🚨 ALERTE : Centre ICE de Baltimore — Un lanceur d'alerte révèle des abus systématiques¶
Établissement : George H. Fallon Federal Building, 6e étage
Adresse : 31 Hopkins Plaza, Baltimore, MD 21201
Classification : DÉTENTION DE COURTE DURÉE — conçu pour 12 heures maximum
Statut : ACTIF — des détenus sont retenus pendant des jours dans des conditions qu'un lanceur d'alerte a comparées aux navires négriers
Sources : Enquête exclusive WUSA9, recours collectif fédéral, visite parlementaire, documents internes
Fiabilité : ÉLEVÉE — témoignage direct corroboré par des feuilles de comptage internes, des dossiers judiciaires et un témoin parlementaire
Ce qui s'est passé¶
Un ancien employé du centre ICE — la première personne à s'exprimer publiquement depuis l'intérieur du centre de détention de Baltimore — a fourni des documents internes et un témoignage à WUSA9 en février 2026 décrivant les conditions qu'il a observées dès ses premiers jours de travail :
« J'ai vu des gens couchés dans leurs excréments, des gens qui vomissaient, des gens couchés dans leur urine. »

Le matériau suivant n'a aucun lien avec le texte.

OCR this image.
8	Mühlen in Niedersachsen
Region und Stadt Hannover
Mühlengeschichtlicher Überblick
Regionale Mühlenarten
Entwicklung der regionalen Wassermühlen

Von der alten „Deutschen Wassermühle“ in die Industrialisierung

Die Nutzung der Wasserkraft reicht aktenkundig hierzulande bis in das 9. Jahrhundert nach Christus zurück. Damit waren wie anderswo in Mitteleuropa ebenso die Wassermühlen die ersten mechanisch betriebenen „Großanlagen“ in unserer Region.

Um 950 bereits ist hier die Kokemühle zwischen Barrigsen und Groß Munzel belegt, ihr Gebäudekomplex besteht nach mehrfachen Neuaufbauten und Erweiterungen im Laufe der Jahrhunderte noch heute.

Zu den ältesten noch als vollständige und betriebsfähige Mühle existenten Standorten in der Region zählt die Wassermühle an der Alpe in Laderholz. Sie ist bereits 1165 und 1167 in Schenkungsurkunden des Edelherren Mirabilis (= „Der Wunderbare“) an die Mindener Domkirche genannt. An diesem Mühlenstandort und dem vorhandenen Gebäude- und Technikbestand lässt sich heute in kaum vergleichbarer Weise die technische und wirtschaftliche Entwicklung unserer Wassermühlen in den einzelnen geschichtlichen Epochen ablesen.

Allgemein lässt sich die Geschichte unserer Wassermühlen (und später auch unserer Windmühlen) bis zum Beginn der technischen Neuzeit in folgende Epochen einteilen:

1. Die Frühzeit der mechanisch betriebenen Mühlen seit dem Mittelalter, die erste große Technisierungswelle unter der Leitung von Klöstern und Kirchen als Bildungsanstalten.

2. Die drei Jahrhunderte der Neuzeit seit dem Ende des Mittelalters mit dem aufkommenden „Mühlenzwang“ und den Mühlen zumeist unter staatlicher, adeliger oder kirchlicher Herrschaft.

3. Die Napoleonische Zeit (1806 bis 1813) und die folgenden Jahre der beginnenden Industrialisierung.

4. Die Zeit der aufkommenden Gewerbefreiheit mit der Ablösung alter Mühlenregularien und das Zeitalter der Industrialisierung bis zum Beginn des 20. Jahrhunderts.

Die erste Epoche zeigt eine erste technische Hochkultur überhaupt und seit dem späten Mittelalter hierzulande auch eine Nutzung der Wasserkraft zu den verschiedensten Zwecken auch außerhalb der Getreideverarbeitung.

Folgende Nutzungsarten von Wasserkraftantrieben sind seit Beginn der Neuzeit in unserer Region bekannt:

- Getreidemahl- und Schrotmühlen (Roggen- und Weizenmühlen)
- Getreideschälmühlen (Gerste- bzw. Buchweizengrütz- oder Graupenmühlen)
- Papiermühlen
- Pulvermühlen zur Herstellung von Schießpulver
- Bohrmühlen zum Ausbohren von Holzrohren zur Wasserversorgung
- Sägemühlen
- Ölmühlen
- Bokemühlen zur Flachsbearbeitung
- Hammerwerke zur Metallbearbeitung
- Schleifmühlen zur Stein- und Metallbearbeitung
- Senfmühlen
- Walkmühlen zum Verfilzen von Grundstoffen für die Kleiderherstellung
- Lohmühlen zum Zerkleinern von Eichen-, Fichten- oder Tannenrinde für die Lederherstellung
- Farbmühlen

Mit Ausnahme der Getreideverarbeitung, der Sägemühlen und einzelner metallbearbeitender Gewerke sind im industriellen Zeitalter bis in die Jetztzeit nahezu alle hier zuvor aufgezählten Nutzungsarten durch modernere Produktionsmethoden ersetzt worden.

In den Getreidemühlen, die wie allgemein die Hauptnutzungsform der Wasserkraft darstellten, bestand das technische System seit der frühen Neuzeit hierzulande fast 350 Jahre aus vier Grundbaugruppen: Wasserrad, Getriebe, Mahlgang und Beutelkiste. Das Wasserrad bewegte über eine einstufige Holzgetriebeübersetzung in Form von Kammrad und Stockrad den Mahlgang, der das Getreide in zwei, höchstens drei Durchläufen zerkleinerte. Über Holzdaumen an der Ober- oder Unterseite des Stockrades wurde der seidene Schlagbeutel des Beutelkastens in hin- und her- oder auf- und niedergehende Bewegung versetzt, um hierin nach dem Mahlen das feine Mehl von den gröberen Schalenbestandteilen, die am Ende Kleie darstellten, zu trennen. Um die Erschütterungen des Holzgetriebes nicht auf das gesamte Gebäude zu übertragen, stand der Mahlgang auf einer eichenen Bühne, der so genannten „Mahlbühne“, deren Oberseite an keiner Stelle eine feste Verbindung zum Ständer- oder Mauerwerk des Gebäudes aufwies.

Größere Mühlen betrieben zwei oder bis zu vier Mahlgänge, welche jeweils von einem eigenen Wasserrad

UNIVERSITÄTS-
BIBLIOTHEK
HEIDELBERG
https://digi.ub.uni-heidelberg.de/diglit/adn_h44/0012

« Des gens couchés par terre, tête-bêche. Cela m'a rappelé les images que j'avais vues à l'école primaire montrant comment on transportait les esclaves depuis l'Afrique. »
L'employé a été licencié après avoir signalé les abus à ses supérieurs. Sa lettre de licenciement indiquait qu'il n'était « pas adapté au poste ».
Les preuves¶
Surpopulation¶
Les feuilles de comptage internes fournies par le lanceur d'alerte — datant de décembre 2025, plus d'un mois avant la tempête hivernale invoquée par l'ICE — documentent :
| Date | Détenus dans une seule cellule |
|---|---|
| Décembre (semaine 1) | 47 |
| Décembre (semaine 2) | 50 |
| Décembre (semaine 3) | 56 |
Ces cellules étaient conçues pour une détention de courte durée — 12 heures maximum selon la propre politique de l'ICE. Les personnes ont été retenues pendant 48 à 72 heures ou plus.

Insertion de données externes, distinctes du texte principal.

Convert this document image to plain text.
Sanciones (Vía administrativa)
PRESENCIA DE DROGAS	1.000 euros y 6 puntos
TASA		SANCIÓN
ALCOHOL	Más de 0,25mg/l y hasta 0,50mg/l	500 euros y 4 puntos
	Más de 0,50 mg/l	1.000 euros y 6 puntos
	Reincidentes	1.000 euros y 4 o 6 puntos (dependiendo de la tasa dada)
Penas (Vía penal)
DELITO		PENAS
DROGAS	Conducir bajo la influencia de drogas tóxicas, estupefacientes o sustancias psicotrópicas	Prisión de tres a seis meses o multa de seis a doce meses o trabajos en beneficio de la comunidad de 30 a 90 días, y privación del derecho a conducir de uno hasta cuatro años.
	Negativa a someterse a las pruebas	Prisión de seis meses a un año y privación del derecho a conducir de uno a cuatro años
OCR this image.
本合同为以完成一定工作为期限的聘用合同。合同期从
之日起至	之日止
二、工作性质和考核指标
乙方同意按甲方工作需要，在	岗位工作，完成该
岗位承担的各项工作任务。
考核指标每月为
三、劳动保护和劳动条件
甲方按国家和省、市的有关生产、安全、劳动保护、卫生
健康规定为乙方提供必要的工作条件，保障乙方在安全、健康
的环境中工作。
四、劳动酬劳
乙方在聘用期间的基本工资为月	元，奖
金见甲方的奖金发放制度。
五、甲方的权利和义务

Une vidéo virale partagée en janvier 2026 montrait des dizaines de détenus entassés dans une cellule sans lits ni douches, avec des voix suppliant de l'aide en espagnol, disant qu'on ne les avait pas autorisés à se laver depuis 10 jours. Le lanceur d'alerte affirme que les conditions étaient pires que ce que montrait la vidéo.
Refus d'accès à l'hygiène¶
- Les détenues ont reçu des couches au lieu de protections hygiéniques pendant leurs cycles menstruels
- Comme les couches ne pouvaient pas être jetées dans les toilettes et que les salles n'avaient pas de poubelles, le personnel donnait aux détenues des boîtes en carton qui se remplissaient de couches usagées
- Accès insuffisant aux produits d'hygiène
- Aucune douche disponible pendant des jours
- Le lanceur d'alerte était visiblement ému en racontant ces conditions
Abus de la chaise de contention¶
Un détenu a été attaché à une chaise de contention pour avoir fait du bruit la nuit — non pas parce qu'il représentait un danger.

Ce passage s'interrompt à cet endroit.